In differential geometry, Euler's theorem is a result on the curvature of curves on a surface. The theorem establishes the existence of principal curvatures and associated principal directions which give the directions in which the surface curves the most and the least. The theorem is named for Leonhard Euler who proved the theorem in (Euler 1760).

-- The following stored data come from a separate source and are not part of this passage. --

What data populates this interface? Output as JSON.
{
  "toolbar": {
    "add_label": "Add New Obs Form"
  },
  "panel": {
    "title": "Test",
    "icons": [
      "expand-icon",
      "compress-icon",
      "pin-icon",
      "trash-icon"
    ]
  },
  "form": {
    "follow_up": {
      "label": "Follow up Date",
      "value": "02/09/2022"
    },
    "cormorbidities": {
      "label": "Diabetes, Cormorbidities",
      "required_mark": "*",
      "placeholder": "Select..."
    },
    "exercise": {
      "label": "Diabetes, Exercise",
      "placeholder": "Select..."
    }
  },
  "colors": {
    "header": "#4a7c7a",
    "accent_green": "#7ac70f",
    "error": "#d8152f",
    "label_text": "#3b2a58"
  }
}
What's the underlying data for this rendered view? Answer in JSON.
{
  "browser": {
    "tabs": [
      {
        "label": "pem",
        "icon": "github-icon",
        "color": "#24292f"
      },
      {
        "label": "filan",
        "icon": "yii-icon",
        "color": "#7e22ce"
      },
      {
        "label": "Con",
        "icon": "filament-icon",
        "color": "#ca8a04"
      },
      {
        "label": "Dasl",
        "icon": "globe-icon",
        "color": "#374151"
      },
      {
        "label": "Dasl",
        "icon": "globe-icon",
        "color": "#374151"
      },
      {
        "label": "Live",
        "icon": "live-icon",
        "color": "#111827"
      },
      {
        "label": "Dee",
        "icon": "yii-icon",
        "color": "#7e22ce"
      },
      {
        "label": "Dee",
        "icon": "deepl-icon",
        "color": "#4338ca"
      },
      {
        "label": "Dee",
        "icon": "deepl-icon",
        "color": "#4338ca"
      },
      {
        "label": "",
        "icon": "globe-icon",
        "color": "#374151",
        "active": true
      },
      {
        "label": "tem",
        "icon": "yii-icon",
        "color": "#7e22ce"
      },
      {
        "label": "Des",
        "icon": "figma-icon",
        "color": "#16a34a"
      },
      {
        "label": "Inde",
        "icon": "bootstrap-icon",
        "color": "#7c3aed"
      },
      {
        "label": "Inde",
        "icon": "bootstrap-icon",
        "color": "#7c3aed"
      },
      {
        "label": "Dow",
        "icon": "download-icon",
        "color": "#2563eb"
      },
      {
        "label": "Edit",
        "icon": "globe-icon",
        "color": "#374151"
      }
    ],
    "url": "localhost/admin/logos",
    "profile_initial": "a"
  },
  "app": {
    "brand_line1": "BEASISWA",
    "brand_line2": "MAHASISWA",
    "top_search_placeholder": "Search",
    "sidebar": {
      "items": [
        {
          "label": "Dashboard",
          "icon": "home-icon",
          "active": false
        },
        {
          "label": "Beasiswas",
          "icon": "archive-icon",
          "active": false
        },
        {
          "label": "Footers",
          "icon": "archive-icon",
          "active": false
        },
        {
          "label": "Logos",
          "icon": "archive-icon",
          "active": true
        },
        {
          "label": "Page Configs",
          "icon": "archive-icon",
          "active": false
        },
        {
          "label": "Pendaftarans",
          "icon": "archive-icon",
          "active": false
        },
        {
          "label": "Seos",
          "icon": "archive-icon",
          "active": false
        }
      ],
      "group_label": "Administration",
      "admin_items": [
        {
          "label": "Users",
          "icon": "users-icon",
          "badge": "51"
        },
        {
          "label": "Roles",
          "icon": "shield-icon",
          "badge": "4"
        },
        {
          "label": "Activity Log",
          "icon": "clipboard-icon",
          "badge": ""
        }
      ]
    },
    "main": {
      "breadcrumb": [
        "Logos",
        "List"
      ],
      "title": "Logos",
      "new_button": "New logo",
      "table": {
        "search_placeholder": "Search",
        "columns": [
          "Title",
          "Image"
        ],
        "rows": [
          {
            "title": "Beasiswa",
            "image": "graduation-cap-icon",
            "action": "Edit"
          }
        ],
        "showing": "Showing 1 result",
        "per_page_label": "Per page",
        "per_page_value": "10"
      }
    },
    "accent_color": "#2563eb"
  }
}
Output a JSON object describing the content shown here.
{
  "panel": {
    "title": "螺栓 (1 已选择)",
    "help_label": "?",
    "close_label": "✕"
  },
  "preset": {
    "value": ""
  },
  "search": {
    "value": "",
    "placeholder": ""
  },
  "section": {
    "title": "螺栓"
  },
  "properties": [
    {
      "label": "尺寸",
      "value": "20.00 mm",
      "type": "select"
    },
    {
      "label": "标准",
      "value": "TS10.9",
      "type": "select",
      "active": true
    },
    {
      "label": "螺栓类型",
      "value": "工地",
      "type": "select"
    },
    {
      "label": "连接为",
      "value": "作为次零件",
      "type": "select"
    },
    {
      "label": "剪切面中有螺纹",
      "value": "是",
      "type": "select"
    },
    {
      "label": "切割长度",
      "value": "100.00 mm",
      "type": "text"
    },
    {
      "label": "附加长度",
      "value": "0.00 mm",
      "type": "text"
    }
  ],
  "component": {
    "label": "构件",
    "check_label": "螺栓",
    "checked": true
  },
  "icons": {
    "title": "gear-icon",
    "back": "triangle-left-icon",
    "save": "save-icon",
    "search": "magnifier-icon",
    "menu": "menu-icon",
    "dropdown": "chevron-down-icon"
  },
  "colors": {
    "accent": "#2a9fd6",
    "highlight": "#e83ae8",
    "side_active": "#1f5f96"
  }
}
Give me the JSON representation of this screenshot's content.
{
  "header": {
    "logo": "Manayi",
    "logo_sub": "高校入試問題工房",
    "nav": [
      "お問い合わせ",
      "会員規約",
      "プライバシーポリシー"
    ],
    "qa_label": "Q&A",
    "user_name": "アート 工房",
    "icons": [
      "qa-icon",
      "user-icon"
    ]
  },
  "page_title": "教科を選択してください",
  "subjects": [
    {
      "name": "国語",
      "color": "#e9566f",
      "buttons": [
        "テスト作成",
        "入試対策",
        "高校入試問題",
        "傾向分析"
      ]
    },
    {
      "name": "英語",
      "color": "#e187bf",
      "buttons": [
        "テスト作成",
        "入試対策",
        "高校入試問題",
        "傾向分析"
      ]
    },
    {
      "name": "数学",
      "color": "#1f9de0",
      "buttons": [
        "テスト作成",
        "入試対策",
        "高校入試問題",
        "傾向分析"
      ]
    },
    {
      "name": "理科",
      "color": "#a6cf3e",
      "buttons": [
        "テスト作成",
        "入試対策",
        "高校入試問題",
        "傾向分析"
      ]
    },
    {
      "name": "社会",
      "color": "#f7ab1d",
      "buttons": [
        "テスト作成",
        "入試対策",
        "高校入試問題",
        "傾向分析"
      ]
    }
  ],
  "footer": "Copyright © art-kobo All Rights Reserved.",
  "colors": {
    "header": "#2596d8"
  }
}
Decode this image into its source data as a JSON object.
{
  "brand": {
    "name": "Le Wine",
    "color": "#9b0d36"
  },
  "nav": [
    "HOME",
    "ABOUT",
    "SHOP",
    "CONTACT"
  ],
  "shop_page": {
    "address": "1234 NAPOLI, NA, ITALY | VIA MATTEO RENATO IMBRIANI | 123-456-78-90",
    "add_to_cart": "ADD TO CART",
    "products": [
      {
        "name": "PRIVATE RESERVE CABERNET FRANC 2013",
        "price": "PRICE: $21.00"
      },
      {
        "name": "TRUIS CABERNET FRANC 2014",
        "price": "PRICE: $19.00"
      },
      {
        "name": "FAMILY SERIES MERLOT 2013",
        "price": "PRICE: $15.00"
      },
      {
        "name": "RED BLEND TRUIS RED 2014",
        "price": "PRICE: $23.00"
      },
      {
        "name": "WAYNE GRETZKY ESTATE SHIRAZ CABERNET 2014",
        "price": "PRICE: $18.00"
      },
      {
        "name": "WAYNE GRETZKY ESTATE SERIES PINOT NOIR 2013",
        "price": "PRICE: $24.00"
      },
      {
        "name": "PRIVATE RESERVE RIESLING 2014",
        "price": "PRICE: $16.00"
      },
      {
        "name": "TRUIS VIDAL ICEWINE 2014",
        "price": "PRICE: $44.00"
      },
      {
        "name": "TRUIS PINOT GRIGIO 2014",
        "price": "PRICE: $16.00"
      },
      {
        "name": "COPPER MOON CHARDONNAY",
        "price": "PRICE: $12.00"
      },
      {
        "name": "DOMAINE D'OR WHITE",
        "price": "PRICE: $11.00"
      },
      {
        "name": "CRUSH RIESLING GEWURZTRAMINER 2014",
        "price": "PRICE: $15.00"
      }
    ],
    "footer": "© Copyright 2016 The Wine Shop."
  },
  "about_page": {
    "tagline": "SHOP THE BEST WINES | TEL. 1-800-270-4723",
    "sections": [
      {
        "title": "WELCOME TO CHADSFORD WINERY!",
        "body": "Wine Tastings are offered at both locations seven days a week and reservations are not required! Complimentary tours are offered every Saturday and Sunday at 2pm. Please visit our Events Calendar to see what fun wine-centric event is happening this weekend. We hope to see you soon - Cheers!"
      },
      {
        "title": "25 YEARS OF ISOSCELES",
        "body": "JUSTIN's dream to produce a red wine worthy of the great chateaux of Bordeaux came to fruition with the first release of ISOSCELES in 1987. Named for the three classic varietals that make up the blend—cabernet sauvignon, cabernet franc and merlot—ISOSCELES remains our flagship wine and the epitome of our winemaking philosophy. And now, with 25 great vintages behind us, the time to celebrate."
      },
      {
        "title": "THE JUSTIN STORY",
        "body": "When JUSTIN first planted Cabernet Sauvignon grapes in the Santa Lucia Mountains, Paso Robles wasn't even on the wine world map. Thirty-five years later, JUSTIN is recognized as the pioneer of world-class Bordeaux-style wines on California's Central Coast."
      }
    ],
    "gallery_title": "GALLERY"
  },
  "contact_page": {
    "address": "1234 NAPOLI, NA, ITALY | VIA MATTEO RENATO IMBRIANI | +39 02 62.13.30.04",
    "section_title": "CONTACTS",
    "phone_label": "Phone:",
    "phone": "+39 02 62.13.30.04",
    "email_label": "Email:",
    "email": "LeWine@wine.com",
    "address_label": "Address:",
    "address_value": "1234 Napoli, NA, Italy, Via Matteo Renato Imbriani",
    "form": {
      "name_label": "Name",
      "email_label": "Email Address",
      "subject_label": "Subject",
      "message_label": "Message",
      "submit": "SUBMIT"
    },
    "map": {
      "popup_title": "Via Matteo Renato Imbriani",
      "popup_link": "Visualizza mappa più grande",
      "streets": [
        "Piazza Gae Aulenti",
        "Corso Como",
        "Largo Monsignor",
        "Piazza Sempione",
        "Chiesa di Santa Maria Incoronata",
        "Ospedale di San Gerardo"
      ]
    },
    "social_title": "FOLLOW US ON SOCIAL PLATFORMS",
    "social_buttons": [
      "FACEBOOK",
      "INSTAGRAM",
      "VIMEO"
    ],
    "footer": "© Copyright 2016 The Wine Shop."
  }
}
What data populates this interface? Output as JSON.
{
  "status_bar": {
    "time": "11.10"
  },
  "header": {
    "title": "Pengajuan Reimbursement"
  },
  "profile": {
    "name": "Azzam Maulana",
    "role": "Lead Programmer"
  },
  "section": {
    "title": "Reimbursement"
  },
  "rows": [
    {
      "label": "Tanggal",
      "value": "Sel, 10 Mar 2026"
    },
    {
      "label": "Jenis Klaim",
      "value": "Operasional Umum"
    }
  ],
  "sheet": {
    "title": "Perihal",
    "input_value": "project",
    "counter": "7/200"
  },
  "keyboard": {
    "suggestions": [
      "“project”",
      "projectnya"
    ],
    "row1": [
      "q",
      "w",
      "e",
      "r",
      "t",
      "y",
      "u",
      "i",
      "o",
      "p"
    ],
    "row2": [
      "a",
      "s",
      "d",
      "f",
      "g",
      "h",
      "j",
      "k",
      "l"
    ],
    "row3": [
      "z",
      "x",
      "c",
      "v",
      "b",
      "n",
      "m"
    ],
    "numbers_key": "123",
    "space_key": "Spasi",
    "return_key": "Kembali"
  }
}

More precisely, let M be a surface in three-dimensional Euclidean space, and p a point on M. A normal plane through p is a plane passing through the point p containing the normal vector to M. Through each (unit) tangent vector to M at p, there passes a normal plane P_{X} which cuts out a curve in M. That curve has a certain curvature κ_{X} when regarded as a curve inside P_{X}. Provided not all κ_{X} are equal, there is some unit vector X_{1} for which k_{1} = κX_{1} is as large as possible, and another unit vector X_{2} for which k_{2} = κX_{2} is as small as possible. Euler's theorem asserts that X_{1} and X_{2} are perpendicular and that, moreover, if X is any vector making an angle θ with X_{1}, then

$\kappa_X = k_1\cos^2\theta + k_2\sin^2\theta.\,$ (1)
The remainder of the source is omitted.